While Greensky Bluegrass is a bluegrass band, the term is used somewhat loosely. For instance, along with the dobro-banjo-guitar-upright bass-mandolin recipe, the band adds in a hefty dose of horns, not part of the usual bluegrass repertoire. And distortion. They like distortion. Plus the bandmates named their latest album "Handguns" (released in Oct. 2011 and debuted on Billboard's Bluegrass Charts at No. 3), which doesn't strike me as all that bluegrass, either. Speaking of "Handguns," the album was recorded in Michigan this past winter, in between tour dates. Using vintage microphones, they musicians laid the songs straight to tape, on the exact recording console that Lynyrd Skynyrd used for "Free Bird" decades earlier.
"I think the less perfect sound image that tape and analog equipment captures has more character," said Paul Hoffman, the mandolin player.
The band performs at State Bridge on Sunday; Olora Brothers will open the show beginning at 4 p.m. The show is part of a busy summer that's seen the band play their first ever performances at SXSW and in Hawaii. And coming this August, they'll go north, to Alaska. In the dozen years this quintet has been making music, its seen nearly every corner of America and is only two states away from saying Greensky Bluegrass has played all 50.
Hoffman talked to the Vail Daily about his memories of State Bridge, a few of the festivals left on the band's bucket list and why a "perfect" recording isn't always so perfect.
Vail Daily: Are you excited to perform at State Bridge?
Paul Hoffman: It's a beautiful place to play. We've driven by a few times and I think we even slept there once before they rebuilt it. Yarmony is right up the road so we are familiar with the terrain, so to speak. Lots of great memories floating the river and such.

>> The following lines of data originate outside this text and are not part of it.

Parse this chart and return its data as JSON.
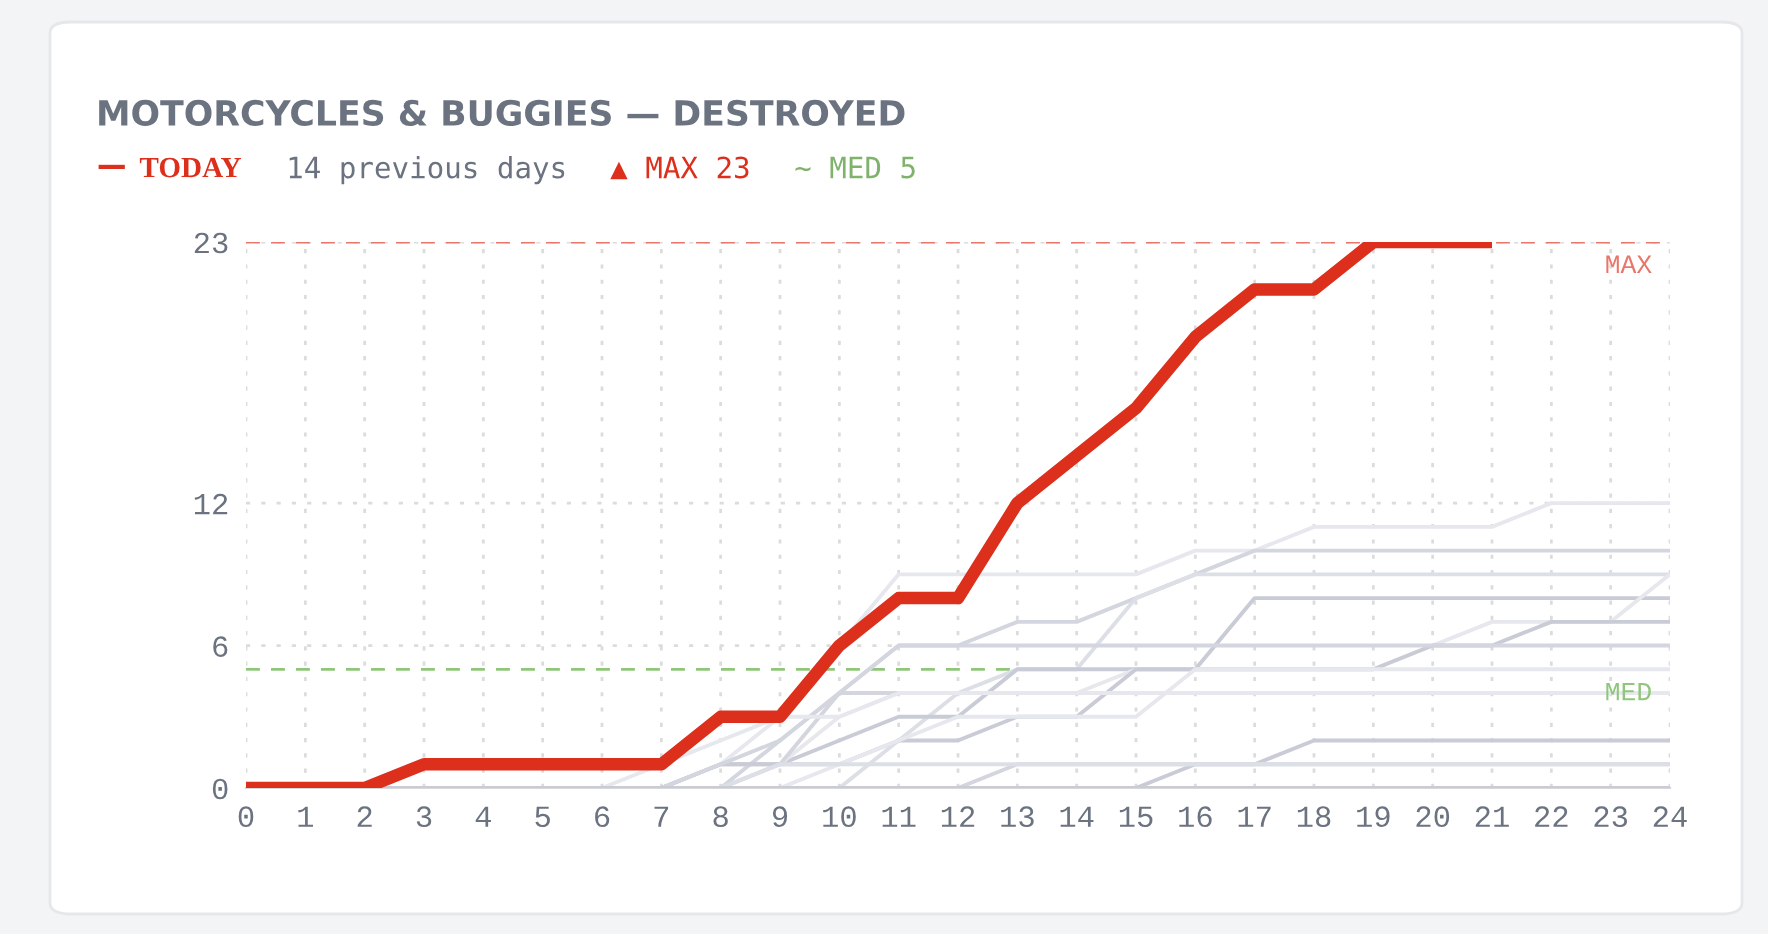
{
  "chart_data": {
    "type": "line",
    "title": "MOTORCYCLES & BUGGIES — DESTROYED",
    "x": [
      0,
      1,
      2,
      3,
      4,
      5,
      6,
      7,
      8,
      9,
      10,
      11,
      12,
      13,
      14,
      15,
      16,
      17,
      18,
      19,
      20,
      21,
      22,
      23,
      24
    ],
    "series": [
      {
        "color": "#e6e8ee",
        "values": [
          0,
          0,
          0,
          0,
          0,
          0,
          0,
          0,
          1,
          3,
          6,
          9,
          9,
          9,
          9,
          9,
          10,
          10,
          11,
          11,
          11,
          11,
          12,
          12,
          12
        ]
      },
      {
        "color": "#d3d6df",
        "values": [
          0,
          0,
          0,
          0,
          0,
          0,
          0,
          0,
          0,
          2,
          4,
          6,
          6,
          7,
          7,
          8,
          9,
          10,
          10,
          10,
          10,
          10,
          10,
          10,
          10
        ]
      },
      {
        "color": "#dcdfe6",
        "values": [
          0,
          0,
          0,
          0,
          0,
          0,
          0,
          0,
          0,
          0,
          0,
          2,
          4,
          5,
          5,
          8,
          9,
          9,
          9,
          9,
          9,
          9,
          9,
          9,
          9
        ]
      },
      {
        "color": "#c9ccd6",
        "values": [
          0,
          0,
          0,
          0,
          0,
          0,
          0,
          0,
          1,
          1,
          2,
          3,
          3,
          5,
          5,
          5,
          5,
          8,
          8,
          8,
          8,
          8,
          8,
          8,
          8
        ]
      },
      {
        "color": "#e6e8ee",
        "values": [
          0,
          0,
          0,
          0,
          0,
          0,
          0,
          0,
          0,
          1,
          3,
          4,
          4,
          4,
          4,
          5,
          5,
          5,
          5,
          5,
          6,
          7,
          7,
          7,
          9
        ]
      },
      {
        "color": "#c9ccd6",
        "values": [
          0,
          0,
          0,
          0,
          0,
          0,
          0,
          0,
          1,
          1,
          1,
          2,
          2,
          3,
          3,
          5,
          5,
          5,
          5,
          5,
          6,
          6,
          7,
          7,
          7
        ]
      },
      {
        "color": "#d3d6df",
        "values": [
          0,
          0,
          0,
          0,
          0,
          0,
          0,
          0,
          0,
          1,
          4,
          6,
          6,
          6,
          6,
          6,
          6,
          6,
          6,
          6,
          6,
          6,
          6,
          6,
          6
        ]
      },
      {
        "color": "#d3d6df",
        "values": [
          0,
          0,
          0,
          0,
          0,
          0,
          0,
          0,
          1,
          2,
          4,
          4,
          4,
          4,
          4,
          4,
          4,
          4,
          4,
          4,
          4,
          4,
          4,
          4,
          4
        ]
      },
      {
        "color": "#e6e8ee",
        "values": [
          0,
          0,
          0,
          0,
          0,
          0,
          0,
          0,
          0,
          0,
          1,
          2,
          3,
          3,
          3,
          3,
          5,
          5,
          5,
          5,
          5,
          5,
          5,
          5,
          5
        ]
      },
      {
        "color": "#c9ccd6",
        "values": [
          0,
          0,
          0,
          0,
          0,
          0,
          0,
          0,
          0,
          0,
          0,
          0,
          0,
          0,
          0,
          0,
          1,
          1,
          2,
          2,
          2,
          2,
          2,
          2,
          2
        ]
      },
      {
        "color": "#d3d6df",
        "values": [
          0,
          0,
          0,
          0,
          0,
          0,
          0,
          0,
          0,
          0,
          0,
          0,
          0,
          1,
          1,
          1,
          1,
          1,
          1,
          1,
          1,
          1,
          1,
          1,
          1
        ]
      },
      {
        "color": "#dcdfe6",
        "values": [
          0,
          0,
          0,
          0,
          0,
          0,
          0,
          0,
          0,
          1,
          1,
          1,
          1,
          1,
          1,
          1,
          1,
          1,
          1,
          1,
          1,
          1,
          1,
          1,
          1
        ]
      },
      {
        "color": "#e6e8ee",
        "values": [
          0,
          0,
          0,
          0,
          0,
          0,
          0,
          1,
          2,
          3,
          3,
          4,
          4,
          4,
          4,
          4,
          4,
          4,
          4,
          4,
          4,
          4,
          4,
          4,
          4
        ]
      },
      {
        "color": "#c9ccd6",
        "values": [
          0,
          0,
          0,
          0,
          0,
          0,
          0,
          0,
          0,
          0,
          0,
          0,
          0,
          0,
          0,
          0,
          0,
          0,
          0,
          0,
          0,
          0,
          0,
          0,
          0
        ]
      },
      {
        "name": "TODAY",
        "color": "#dc2f1c",
        "x": [
          0,
          1,
          2,
          3,
          4,
          5,
          6,
          7,
          8,
          9,
          10,
          11,
          12,
          13,
          14,
          15,
          16,
          17,
          18,
          19,
          20,
          21
        ],
        "values": [
          0,
          0,
          0,
          1,
          1,
          1,
          1,
          1,
          3,
          3,
          6,
          8,
          8,
          12,
          14,
          16,
          19,
          21,
          21,
          23,
          23,
          23
        ]
      }
    ],
    "xlim": [
      0,
      24
    ],
    "xticks": [
      0,
      1,
      2,
      3,
      4,
      5,
      6,
      7,
      8,
      9,
      10,
      11,
      12,
      13,
      14,
      15,
      16,
      17,
      18,
      19,
      20,
      21,
      22,
      23,
      24
    ],
    "ylim": [
      0,
      23
    ],
    "yticks": [
      0,
      6,
      12,
      23
    ],
    "grid": true,
    "legend": "top left",
    "line_style": "solid",
    "ref_lines": [
      {
        "axis": "y",
        "value": 23,
        "label": "MAX",
        "color": "#e8766b",
        "line_style": "dashed"
      },
      {
        "axis": "y",
        "value": 5,
        "label": "MED",
        "color": "#8fc67a",
        "line_style": "dashed"
      }
    ],
    "annotations": [
      "14 previous days",
      "▲ MAX 23",
      "~ MED 5"
    ]
  }
}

VD: You've had a busy summer, performing at SXSW, in Hawaii and other far-flung locales. How has it gone?
PH: We did an eight week tour in the spring. It was epic. Sometimes I think about shows from that tour that are so far apart and remember, 'Oh that was the same tour.' Hawaii was killer. We're currently trying to figure out how we can get back there this winter and maybe a do a few more of the islands. Wanna go?
VD: Where's one place you've yet to play that you really want to be invited to?
PH: Hmmm .... There are a couple festivals we are yet to experience. Austin City Limits, Outside Lands, Gathering of the Vibes and Merlefest are a few that come to mind. Other than that, it feels like we've been almost everywhere. (We're )even crossing Alaska off the list this summer, leaving only Nebraska and Delaware on the untouched list. I'm not in any great hurry to play in those places. Although saying we've played all 50 will be cool. And, how could I forget? Europe!
VD: How did you come up with the name for your new album "Handguns"?
PH: It's named after a song that I wrote. I think it's a great image for power and responsibility, which makes the lyric very poignant, to me anyway. "Handguns make less mistakes without love." KInd of a sad lyric but it lent well to the album title and to some fantastic artwork.
VD: For that album, you recorded the songs straight to tape. Tell me about that process and what it adds to the sound.
PH: Tape sorta takes from the sound more than it gives. Digital processing and modern awesome microphones can capture sound so well it almost sounds unreal. Or doctored. Your ear can only hear so much. I think the less perfect sound image that tape and analog equipment captures has more character. Ultimately when making a record or recording a song, I think you're presenting a vibe. The crisp amazing digital picture just wasn't what we wanted to present.
VD: What do you like fans to bring you?
PH: Cookies, barbecue, invitations to ride on their sailboats and you know what I like!